The ABA Revenue Cycle: An Overview

The ABA revenue cycle is the complete process from the moment a new client is referred to your practice through the receipt of final payment for services rendered. Unlike most medical specialties, the ABA revenue cycle is unusually long and complex because of the prior authorization requirement, the high volume of services, and the frequent concurrent reviews.

Stage 1: Intake and Eligibility Verification (Days 1–5)

The revenue cycle begins before the first session — or even before the intake evaluation.

Eligibility Verification Checklist

  • Verify active insurance coverage
  • Confirm ABA benefit inclusion (not all plans cover ABA)
  • Identify deductible, copay, and out-of-pocket maximum
  • Confirm in-network vs. out-of-network status
  • Identify any coordination of benefits (secondary insurance)
  • Verify that the client's diagnosis qualifies for ABA coverage
  • Benchmark: Eligibility verification should be completed within 24 hours of the initial referral.

    Common bottleneck: Practices that skip eligibility verification until after the intake evaluation frequently discover that the client's plan does not cover ABA, resulting in a write-off of the evaluation cost.

    Stage 2: Prior Authorization (Days 5–20)

    Prior authorization is the most time-intensive stage of the ABA revenue cycle.

    Authorization Submission Timeline

  • Day 1–3: Complete intake evaluation and FBA
  • Day 3–5: Develop treatment plan
  • Day 5: Submit authorization request
  • Day 5–15: Payor review period (standard)
  • Day 15–20: Authorization received (or denial/additional information request)
  • Benchmark: Authorization approval rate should be >85% on first submission. If your first-submission approval rate is below 85%, audit your documentation for completeness.

    Common bottleneck: Incomplete documentation at submission, requiring the payor to request additional information and extending the review period by 7–14 days.

    Stage 3: Service Delivery and Documentation (Ongoing)

    Once authorization is received, the focus shifts to accurate documentation and unit tracking.

    Daily Billing Workflow

  • Session notes completed and signed within 24 hours of service
  • Units billed against the authorization tracker
  • Alerts generated when authorization is within 30 days of expiration or 10% of unit limit
  • Benchmark: Session notes should be completed within 24 hours of service.
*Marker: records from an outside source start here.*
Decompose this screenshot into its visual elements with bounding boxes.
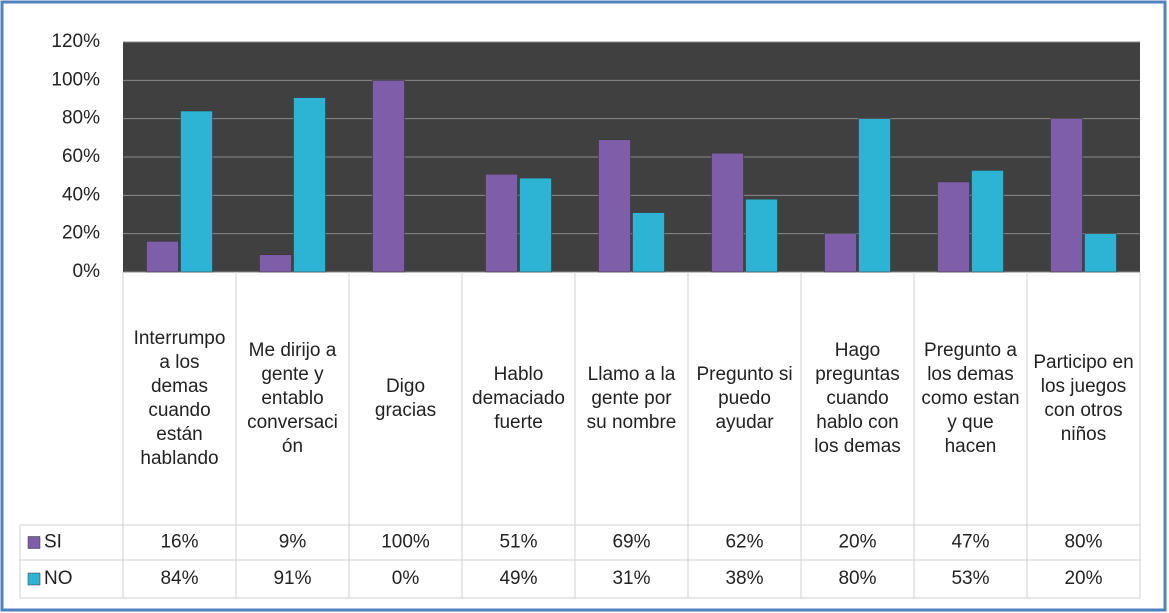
y-tick-label: 0% bbox=[73, 261, 101, 282]
y-tick-label: 60% bbox=[62, 146, 100, 167]
data-label: 91% bbox=[273, 568, 311, 589]
bar bbox=[711, 152, 744, 273]
x-tick-label: Llamo a la gente por su nombre bbox=[586, 363, 677, 433]
data-label: 0% bbox=[392, 568, 420, 589]
x-tick-label: Pregunto si puedo ayudar bbox=[696, 363, 793, 433]
bar bbox=[1050, 118, 1083, 273]
bar bbox=[372, 80, 405, 273]
data-label: 62% bbox=[725, 532, 763, 553]
data-label: 9% bbox=[279, 532, 307, 553]
data-label: 100% bbox=[381, 532, 430, 553]
y-tick-label: 100% bbox=[51, 69, 100, 90]
bar bbox=[146, 241, 179, 273]
data-label: 20% bbox=[1064, 568, 1102, 589]
legend-label: SI bbox=[44, 532, 62, 553]
data-label: 20% bbox=[838, 532, 876, 553]
x-tick-label: Participo en los juegos con otros niños bbox=[1033, 351, 1134, 445]
bar bbox=[824, 233, 857, 273]
y-tick-label: 20% bbox=[62, 223, 100, 244]
data-label: 47% bbox=[951, 532, 989, 553]
bar bbox=[745, 198, 778, 273]
bar bbox=[180, 110, 213, 273]
bar bbox=[485, 174, 518, 273]
x-tick-label: Pregunto a los demas como estan y que ha… bbox=[921, 339, 1020, 457]
bar bbox=[1084, 233, 1117, 273]
data-label: 80% bbox=[838, 568, 876, 589]
data-label: 80% bbox=[1064, 532, 1102, 553]
bar bbox=[937, 181, 970, 273]
bar bbox=[293, 97, 326, 273]
legend-key bbox=[27, 536, 41, 549]
legend-key bbox=[27, 572, 41, 586]
data-label: 31% bbox=[612, 568, 650, 589]
bar bbox=[259, 254, 292, 273]
x-tick-label: Me dirijo a gente y entablo conversación bbox=[247, 339, 338, 457]
x-tick-label: Interrumpo a los demas cuando están habl… bbox=[133, 327, 226, 469]
bar bbox=[598, 139, 631, 273]
bar bbox=[519, 177, 552, 273]
data-label: 51% bbox=[499, 532, 537, 553]
data-label: 53% bbox=[951, 568, 989, 589]
y-tick-label: 80% bbox=[62, 108, 100, 129]
data-label: 38% bbox=[725, 568, 763, 589]
x-tick-label: Digo gracias bbox=[374, 375, 437, 421]
y-tick-label: 40% bbox=[62, 184, 100, 205]
y-tick-label: 120% bbox=[51, 31, 100, 52]
bar bbox=[858, 118, 891, 273]
data-label: 84% bbox=[160, 568, 198, 589]
legend-label: NO bbox=[44, 568, 73, 589]
data-label: 69% bbox=[612, 532, 650, 553]
x-tick-label: Hablo demaciado fuerte bbox=[472, 363, 565, 433]
data-label: 16% bbox=[160, 532, 198, 553]
data-label: 49% bbox=[499, 568, 537, 589]
x-tick-label: Hago preguntas cuando hablo con los dema… bbox=[814, 339, 901, 457]
bar bbox=[971, 170, 1004, 273]
bar bbox=[632, 212, 665, 273]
Notes completed more than 48 hours after service are a compliance risk.

    Common bottleneck: BCBA supervision documentation falling behind, creating a gap between session delivery and billing.

    Stage 4: Claim Submission (Days 1–30 After Service)

    Claims should be submitted within 30 days of the date of service to maximize cash flow and avoid timely filing issues.

    Clean Claim Checklist

  • Correct CPT code for the service type
  • Correct modifier for the rendering provider's credential level
  • Correct diagnosis code matching the authorization
  • Correct place of service code
  • Authorization number included on the claim
  • Rendering provider NPI and credentials correct
  • Billing provider NPI and address correct
  • Benchmark: Clean claim rate should be >95%. If your clean claim rate is below 95%, implement a pre-submission claim scrubbing process.

    Stage 5: Payment Posting and Denial Management (Days 30–60 After Submission)

    Most payors process clean ABA claims within 30 days of submission.

    Denial Management Workflow

  • Review all denials within 5 business days of receipt
  • Categorize denials by reason code
  • Route billing errors to the billing team for corrected claim submission
  • Route clinical denials to the clinical team for appeal preparation
  • Track denial rates by payor and by denial reason
  • Benchmark: Denial rate should be <8%. Days in accounts receivable (AR) should be <45 days.

    Key Revenue Cycle KPIs

    KPITargetWarning Level
    First-submission authorization approval rate>85%<75%
    Clean claim rate>95%<90%
    Denial rate<8%>12%
    Days in AR<45 days>60 days
    Collection rate>95%<90%
    Authorization utilization rate>85%<75%

    The Authorization Utilization Rate

    One KPI that is unique to ABA billing is the authorization utilization rate — the percentage of authorized units that are actually billed and collected. A low utilization rate (below 75%) indicates that clients are not receiving the full authorized hours, which represents both a clinical concern and a revenue opportunity.

    Common causes of low utilization:

  • High cancellation rates (no-shows, illness)
  • Staffing shortages (not enough RBTs to deliver authorized hours)
  • Scheduling inefficiencies
  • Anthem weekly unit tracking (units cannot be carried over)
  • Improving authorization utilization from 75% to 85% can increase revenue by 13% without adding a single new client.